August and colleagues (2002) examined the effects of the Early Risers ‘Skills for Success’ Program over a 3-year intervention trial in two semirural, Midwestern geographical sites consisting of white families of low to low–middle socioeconomic status. Within each site, 10 demographically comparable schools agreed to participate in the screening of kindergarten children for aggressive/disruptive behavior. After students were screened at each site, 5 schools were randomly assigned to the program group and 5 schools were randomly assigned to the control group, for a total of 10 program schools and 10 control schools. A total of 1,840 kindergarten children were screened for early-onset aggressive behavior, and 18.5 percent (341 students) met the high-risk criteria.
Parental consent was received for 124 children from program schools and 121 children from comparison schools, to form the original sample of 245 students. At the 3-year follow-up, there were 100 students in the intervention group and 99 students in the control group. The intervention group was mostly white (84.7 percent) and male (63.7 percent), with an average age of 6.6 years. The control group was also mostly white (93.4 percent) and male (73.6 percent), with an average age of 6.7 years. There were no significant differences between the students who were retained and those who dropped out of the study, except that retained students tended to be slightly older and were more likely to be white.
Outcome variables were four global competence domains: academic competence, behavior self-regulation problems, social competence, and parent investment. Data on academic competence, behavioral self-regulation, and social competence was measured through several scales. The Woodcock–Johnson Test of Achievement—Revised measured students’ basic reading and arithmetic skills. Teachers also completed the following:
- The Behavioral Assessment System for Children–Teacher Rating Scale, which rates dimensions of externalizing, internalizing, and adaptive behavior
- The Teacher’s Scale of Child’s Actual Competence and Social Acceptance, which rates cognitive competence
- The Teacher Observation of Classroom Adaptation—Revised, which provides additional information about classroom behavior
Parents completed the Parent Observation of Classroom Adaptation, which assessed child behavior in the home. Finally, parent investment in the child was measured through the Alabama Parenting Questionnaire, which assessed parenting practices. The data was collected from students, teachers, and parents during May and June in each of 3 subsequent years. This study examined the results at the end of the second year of the intervention.

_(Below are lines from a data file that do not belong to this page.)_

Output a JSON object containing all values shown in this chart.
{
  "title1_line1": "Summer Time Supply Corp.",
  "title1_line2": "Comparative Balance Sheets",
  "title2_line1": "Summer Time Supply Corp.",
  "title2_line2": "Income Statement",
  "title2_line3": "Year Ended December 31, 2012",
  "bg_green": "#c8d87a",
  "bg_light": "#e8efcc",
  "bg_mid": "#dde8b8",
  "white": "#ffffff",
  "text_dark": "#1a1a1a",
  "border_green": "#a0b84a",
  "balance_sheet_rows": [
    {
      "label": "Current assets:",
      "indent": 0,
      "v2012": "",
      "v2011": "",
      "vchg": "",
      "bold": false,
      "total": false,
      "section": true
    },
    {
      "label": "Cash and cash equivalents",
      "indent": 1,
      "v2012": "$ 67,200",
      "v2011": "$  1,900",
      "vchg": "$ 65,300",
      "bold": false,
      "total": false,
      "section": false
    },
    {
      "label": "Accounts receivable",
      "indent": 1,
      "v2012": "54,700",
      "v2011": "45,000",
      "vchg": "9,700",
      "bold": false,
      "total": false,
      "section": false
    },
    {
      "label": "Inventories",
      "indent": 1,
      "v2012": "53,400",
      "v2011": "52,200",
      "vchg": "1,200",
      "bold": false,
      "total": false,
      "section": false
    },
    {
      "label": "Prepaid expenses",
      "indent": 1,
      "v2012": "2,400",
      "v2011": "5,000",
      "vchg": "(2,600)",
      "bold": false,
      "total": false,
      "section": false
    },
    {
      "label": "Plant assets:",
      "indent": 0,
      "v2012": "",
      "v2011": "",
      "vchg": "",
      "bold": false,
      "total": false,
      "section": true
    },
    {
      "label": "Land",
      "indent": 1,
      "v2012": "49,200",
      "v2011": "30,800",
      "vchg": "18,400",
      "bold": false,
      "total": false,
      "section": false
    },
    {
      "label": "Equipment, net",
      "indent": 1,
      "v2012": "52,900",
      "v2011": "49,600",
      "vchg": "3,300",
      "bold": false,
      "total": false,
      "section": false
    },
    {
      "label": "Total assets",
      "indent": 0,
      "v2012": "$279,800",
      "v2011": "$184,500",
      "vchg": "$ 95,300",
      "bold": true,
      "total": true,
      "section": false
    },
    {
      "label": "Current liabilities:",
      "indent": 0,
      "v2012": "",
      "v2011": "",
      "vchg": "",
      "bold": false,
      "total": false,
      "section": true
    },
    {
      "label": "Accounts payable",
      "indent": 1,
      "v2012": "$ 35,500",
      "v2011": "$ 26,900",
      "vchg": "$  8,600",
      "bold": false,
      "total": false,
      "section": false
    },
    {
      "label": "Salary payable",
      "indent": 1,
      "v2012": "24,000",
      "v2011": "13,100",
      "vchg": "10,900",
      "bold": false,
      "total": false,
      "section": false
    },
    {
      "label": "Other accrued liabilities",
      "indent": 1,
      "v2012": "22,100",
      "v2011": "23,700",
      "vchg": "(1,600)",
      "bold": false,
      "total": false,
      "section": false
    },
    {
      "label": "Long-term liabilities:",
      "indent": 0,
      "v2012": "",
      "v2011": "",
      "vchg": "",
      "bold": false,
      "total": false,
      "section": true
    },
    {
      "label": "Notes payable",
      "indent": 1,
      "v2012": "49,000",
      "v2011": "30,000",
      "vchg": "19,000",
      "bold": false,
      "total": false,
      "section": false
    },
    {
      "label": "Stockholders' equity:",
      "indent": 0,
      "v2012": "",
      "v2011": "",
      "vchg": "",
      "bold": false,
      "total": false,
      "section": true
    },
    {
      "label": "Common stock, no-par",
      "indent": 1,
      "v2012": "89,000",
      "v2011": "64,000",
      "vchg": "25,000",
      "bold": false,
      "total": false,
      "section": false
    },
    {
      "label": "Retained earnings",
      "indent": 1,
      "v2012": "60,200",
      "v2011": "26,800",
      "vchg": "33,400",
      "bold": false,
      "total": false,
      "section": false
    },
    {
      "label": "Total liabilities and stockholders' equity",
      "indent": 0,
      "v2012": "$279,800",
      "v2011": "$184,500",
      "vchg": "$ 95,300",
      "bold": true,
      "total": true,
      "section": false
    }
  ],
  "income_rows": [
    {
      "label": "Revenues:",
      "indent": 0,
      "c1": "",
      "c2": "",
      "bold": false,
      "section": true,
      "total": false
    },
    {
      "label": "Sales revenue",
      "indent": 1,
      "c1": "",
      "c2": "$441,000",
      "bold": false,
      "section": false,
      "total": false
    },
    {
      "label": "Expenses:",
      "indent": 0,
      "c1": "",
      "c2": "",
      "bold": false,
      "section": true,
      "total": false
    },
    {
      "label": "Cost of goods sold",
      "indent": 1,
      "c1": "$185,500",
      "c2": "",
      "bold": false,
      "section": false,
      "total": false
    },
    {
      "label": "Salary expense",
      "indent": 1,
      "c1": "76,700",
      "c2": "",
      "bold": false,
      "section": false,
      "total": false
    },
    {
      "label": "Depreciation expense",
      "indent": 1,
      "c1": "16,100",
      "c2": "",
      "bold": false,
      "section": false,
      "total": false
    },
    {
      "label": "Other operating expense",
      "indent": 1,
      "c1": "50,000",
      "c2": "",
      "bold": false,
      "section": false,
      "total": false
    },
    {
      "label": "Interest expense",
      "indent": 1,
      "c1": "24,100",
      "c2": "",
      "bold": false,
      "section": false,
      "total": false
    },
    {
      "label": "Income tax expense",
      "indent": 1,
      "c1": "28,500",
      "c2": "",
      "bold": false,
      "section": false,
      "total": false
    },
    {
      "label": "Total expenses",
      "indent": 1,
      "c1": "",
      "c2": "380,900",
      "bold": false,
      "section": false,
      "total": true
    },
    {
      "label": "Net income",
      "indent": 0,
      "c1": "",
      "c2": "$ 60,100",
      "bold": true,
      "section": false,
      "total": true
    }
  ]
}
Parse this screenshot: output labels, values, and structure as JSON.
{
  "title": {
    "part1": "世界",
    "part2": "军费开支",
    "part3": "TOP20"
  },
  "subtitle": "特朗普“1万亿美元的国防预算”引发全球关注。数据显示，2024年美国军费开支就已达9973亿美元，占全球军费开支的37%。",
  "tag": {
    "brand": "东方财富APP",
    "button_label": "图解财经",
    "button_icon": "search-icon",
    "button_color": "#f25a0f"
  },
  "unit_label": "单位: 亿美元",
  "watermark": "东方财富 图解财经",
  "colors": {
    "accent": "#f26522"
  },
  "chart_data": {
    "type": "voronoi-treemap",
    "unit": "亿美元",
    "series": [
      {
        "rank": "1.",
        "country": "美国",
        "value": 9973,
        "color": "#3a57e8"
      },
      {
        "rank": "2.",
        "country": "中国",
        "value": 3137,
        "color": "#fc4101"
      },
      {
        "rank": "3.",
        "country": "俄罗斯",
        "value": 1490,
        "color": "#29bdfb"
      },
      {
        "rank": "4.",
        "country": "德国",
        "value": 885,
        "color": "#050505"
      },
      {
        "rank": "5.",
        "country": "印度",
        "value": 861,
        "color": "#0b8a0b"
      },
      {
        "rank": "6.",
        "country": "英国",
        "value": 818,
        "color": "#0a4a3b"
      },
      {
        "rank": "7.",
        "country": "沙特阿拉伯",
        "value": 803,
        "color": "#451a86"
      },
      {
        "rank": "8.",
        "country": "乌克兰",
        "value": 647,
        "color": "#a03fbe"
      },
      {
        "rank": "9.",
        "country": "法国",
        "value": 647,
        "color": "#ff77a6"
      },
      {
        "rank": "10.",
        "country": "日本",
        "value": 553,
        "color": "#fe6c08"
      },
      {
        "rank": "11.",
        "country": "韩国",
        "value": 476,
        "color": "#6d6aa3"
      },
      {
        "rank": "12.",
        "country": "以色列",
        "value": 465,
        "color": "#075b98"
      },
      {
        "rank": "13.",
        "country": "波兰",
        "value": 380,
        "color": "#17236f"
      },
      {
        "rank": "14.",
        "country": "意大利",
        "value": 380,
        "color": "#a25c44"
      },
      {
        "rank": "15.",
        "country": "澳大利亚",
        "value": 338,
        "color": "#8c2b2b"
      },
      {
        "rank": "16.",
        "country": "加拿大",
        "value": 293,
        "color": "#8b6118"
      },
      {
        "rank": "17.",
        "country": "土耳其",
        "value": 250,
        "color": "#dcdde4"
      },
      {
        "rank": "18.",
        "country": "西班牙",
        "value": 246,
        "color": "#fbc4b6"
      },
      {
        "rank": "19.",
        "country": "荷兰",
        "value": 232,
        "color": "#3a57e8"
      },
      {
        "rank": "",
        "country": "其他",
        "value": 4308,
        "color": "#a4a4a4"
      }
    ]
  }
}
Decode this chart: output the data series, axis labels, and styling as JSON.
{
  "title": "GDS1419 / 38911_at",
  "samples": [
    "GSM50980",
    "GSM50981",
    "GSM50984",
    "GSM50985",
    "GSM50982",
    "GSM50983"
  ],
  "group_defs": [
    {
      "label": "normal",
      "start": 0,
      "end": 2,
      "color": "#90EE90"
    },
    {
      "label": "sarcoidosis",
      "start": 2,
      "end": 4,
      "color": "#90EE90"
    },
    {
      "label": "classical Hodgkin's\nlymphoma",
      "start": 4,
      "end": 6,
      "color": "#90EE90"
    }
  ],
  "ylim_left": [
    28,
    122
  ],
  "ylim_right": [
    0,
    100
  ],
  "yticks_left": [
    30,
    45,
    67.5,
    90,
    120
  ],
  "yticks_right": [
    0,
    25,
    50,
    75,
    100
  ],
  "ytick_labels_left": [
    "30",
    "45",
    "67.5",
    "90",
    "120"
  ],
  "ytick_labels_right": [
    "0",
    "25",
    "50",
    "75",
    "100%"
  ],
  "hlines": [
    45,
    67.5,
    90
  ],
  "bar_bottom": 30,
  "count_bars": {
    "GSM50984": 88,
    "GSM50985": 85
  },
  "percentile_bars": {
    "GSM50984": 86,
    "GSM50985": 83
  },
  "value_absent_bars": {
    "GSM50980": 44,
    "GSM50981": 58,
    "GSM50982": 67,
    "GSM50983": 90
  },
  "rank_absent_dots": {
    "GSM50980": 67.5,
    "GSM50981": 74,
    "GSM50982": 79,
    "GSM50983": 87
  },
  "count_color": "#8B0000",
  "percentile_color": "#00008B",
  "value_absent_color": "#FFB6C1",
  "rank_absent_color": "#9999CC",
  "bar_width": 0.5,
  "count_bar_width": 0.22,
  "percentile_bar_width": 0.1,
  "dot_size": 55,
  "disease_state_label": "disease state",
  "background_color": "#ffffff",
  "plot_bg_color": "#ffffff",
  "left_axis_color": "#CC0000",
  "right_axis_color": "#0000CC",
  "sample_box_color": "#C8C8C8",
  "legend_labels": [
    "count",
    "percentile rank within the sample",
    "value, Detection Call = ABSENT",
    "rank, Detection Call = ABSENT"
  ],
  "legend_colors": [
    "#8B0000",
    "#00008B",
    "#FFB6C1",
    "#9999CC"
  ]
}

Children in the intervention and control groups were categorized into three groups on the basis of their level of severity of aggression relative to the normative sample across all 3 time periods examined in the study. Children were categorized as either mildly, moderately, or severely aggressive based on their scales on the Aggression Scale of the Child Behavior Checklist–Teacher Reporting Forms. Approximately one third of the intervention and control groups fell into each of these categories.
In addition, a sample of kindergarten children was drawn from the same schools used to select program and control group participants, but the sample served as normative participants. The children were selected from the following year’s kindergarten class and did not receive intervention activities. The sample was drawn to be proportionally equivalent to the general population of kindergarten students in terms of gender and aggressive behavior. The resulting sample (n
=92) included 45 percent boys, and only 19 percent were in the at-risk range for aggressive behavior.
The outcomes were measured with composite variables computed as a mean of at least two scales. Assignment to group was randomized by school rather than by individual; thus, data was analyzed using a three-level mixed random regression model procedure, with time points nested within individual participants nested within schools. An intent-to-treat strategy was used in the analyses, meaning all available data was included, even data from missing participants. A subgroup analysis was conducted on dosage (which included both the level of intervention received and how many lessons parents attended), gender, and the child’s level of aggression.